To get most of my hobbyhorses into 1 thread I would also suggest they start building nuclear reactors. I have previously pointed out how available off the shelf reactors can, in a sensible regulatory regime, provide the cheapest & most reliable electricity & probably the best value is from the Russian VVER 1200. Though the Non-Proliferation Treaty prevents countries getting nuclear weapons it specifically assures all countries of the right to commercial nuclear. Now that Russia is stronger & Germany weaker even the EU Nazis are likely to respect international law now. A Serbia, outside the EU, could build nukes & become the France of eastern Europe doing very nicely by keeping the lights on in neighbours hobbled by eco-fascist eurocrats. Serbia is capable of setting its own nuclear regulatory regime, unlike surrounding countries & I suspect in a free market foreign investors would be queuing up to build them knowing the likelihood of blackouts across the EU - so restricted is this industry. Along with economic freedom readily available inexpensive power are the reliable drivers of growth.

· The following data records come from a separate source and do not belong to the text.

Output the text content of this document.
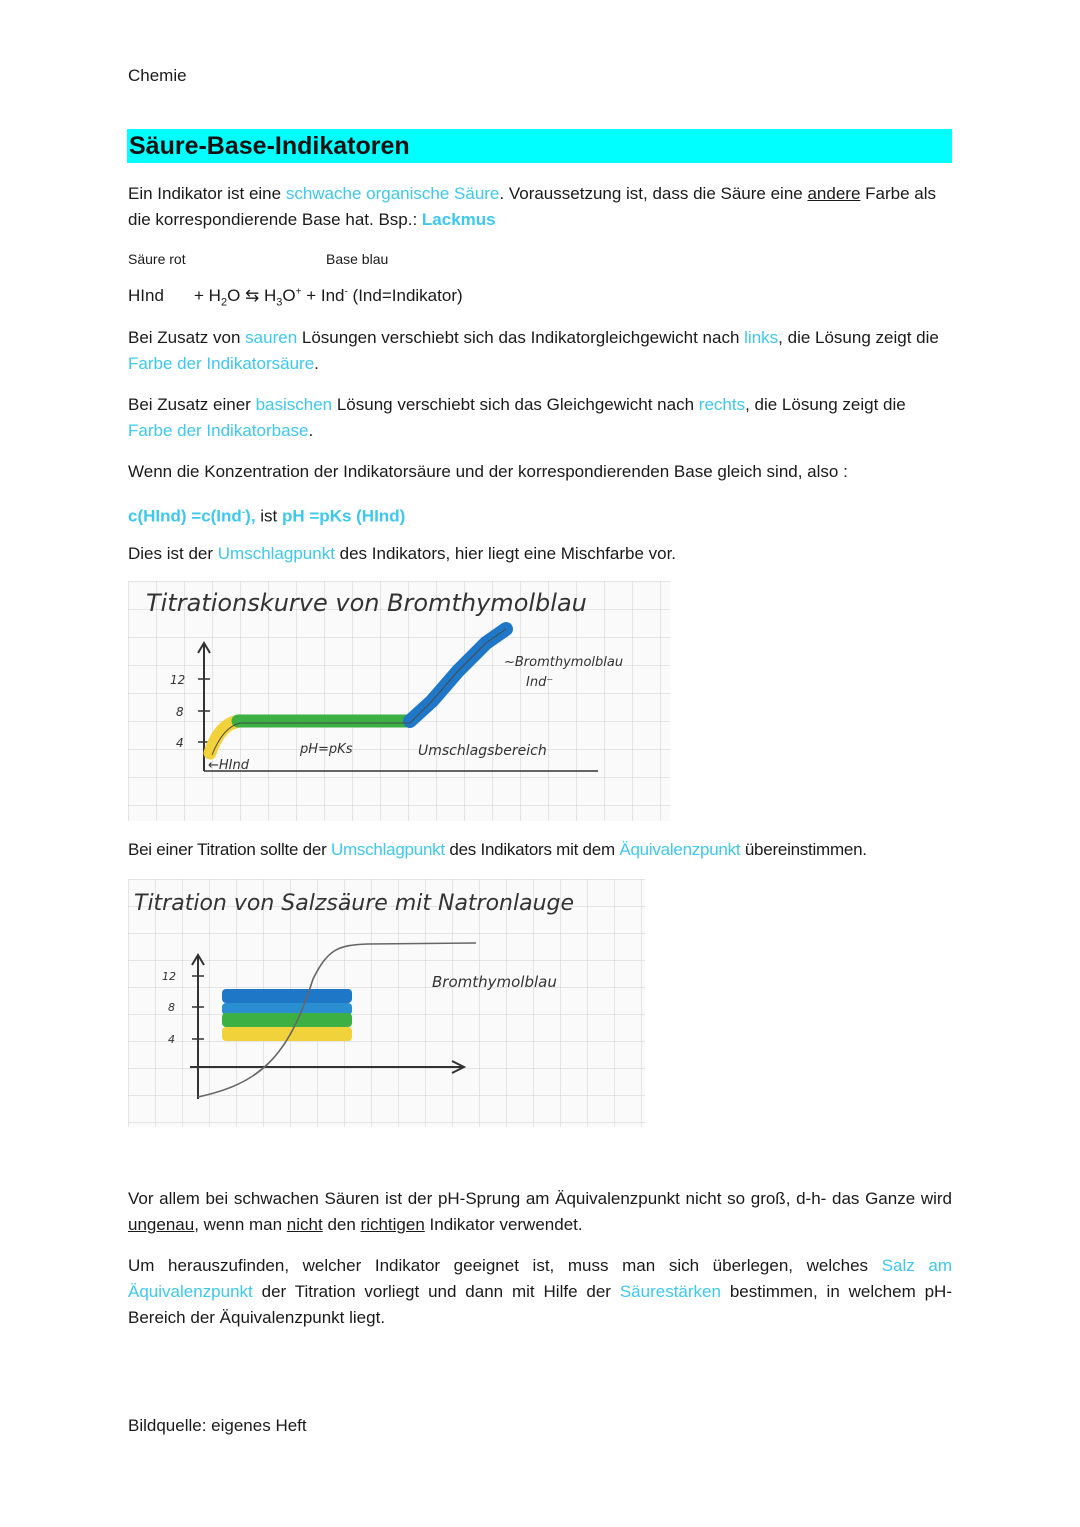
Chemie
Säure-Base-Indikatoren

Ein Indikator ist eine schwache organische Säure. Voraussetzung ist, dass die Säure eine andere Farbe als die korrespondierende Base hat. Bsp.: Lackmus

Säure rot	Base blau
HInd + $H_2O$ ⇆ $H_3O^+ + Ind^-$ (Ind=Indikator)

Bei Zusatz von sauren Lösungen verschiebt sich das Indikatorgleichgewicht nach links, die Lösung zeigt die Farbe der Indikatorsäure.

Bei Zusatz einer basischen Lösung verschiebt sich das Gleichgewicht nach rechts, die Lösung zeigt die Farbe der Indikatorbase.

Wenn die Konzentration der Indikatorsäure und der korrespondierenden Base gleich sind, also :

c(HInd) =c(Ind-), ist pH =pKs (HInd)

Dies ist der Umschlagpunkt des Indikators, hier liegt eine Mischfarbe vor.

Titrationskurve von Bromthymolblau
12
8
4
←HInd
pH=pKs	Umschlagsbereich
~Bromthymolblau
Ind⁻

Bei einer Titration sollte der Umschlagpunkt des Indikators mit dem Äquivalenzpunkt übereinstimmen.

Titration von Salzsäure mit Natronlauge
12
8
4
Bromthymolblau

Vor allem bei schwachen Säuren ist der pH-Sprung am Äquivalenzpunkt nicht so groß, d-h- das Ganze wird ungenau, wenn man nicht den richtigen Indikator verwendet.

Um herauszufinden, welcher Indikator geeignet ist, muss man sich überlegen, welches Salz am Äquivalenzpunkt der Titration vorliegt und dann mit Hilfe der Säurestärken bestimmen, in welchem pH-Bereich der Äquivalenzpunkt liegt.

Bildquelle: eigenes Heft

It has been pointed out that countries with a high degree of self respect (eg France) tend to be more successful than those who rely on international institutions. I think Serbia can & should set itself national goals, primarily to become as economically powerful, per capita, as Germany. The lesson is not only that free markets produce better growth than controlled ones but that countries which make growth their priority (Stalin's USSR) do better than those with a culture overly downgrades the importance of growth (late Victorian Britain, current USA & UK). I think a market orientated, pro-nuclear, Serbia outside the EU could achieve all that.
I have no idea what their housebuilding regulations are like but since we have forced refugees on them exceeding 10% of their population I assume they are pretty free. In Britain housing costs 4 times the construction costs because of regulation but I assume such silliness doesn't occur there.
They should also put some effort, very small in terms of national income, into suing every unfriendly foreign politician, involved in genocide, in their own countries - call it a contribution to peace.
OK to force the last hobbyhorse in they should negotiate a joint small X-Prize Foundation with Australia (it has possible equatorial launch sites & a sizable expatiate Yugoslav population.
Looking at the later statistics in the article is even better news. Government debt has halved in money terms & sixtht in GNP terms, while foreign exchange reserves are not merely healthy but larger than public debt. What that means is that the dinar is being artificially kept down to make industry more competitive. It is what China has also been doing by lending money to the USA. It sacrifices present wealth for growth & future wealth (we are doing the opposite) so the PPP figure for national wealth is certainly more accurate than the exchange rate version & even then probably understates intrinsic wealth. It is also an option that would not be available if Serbia joined the euro.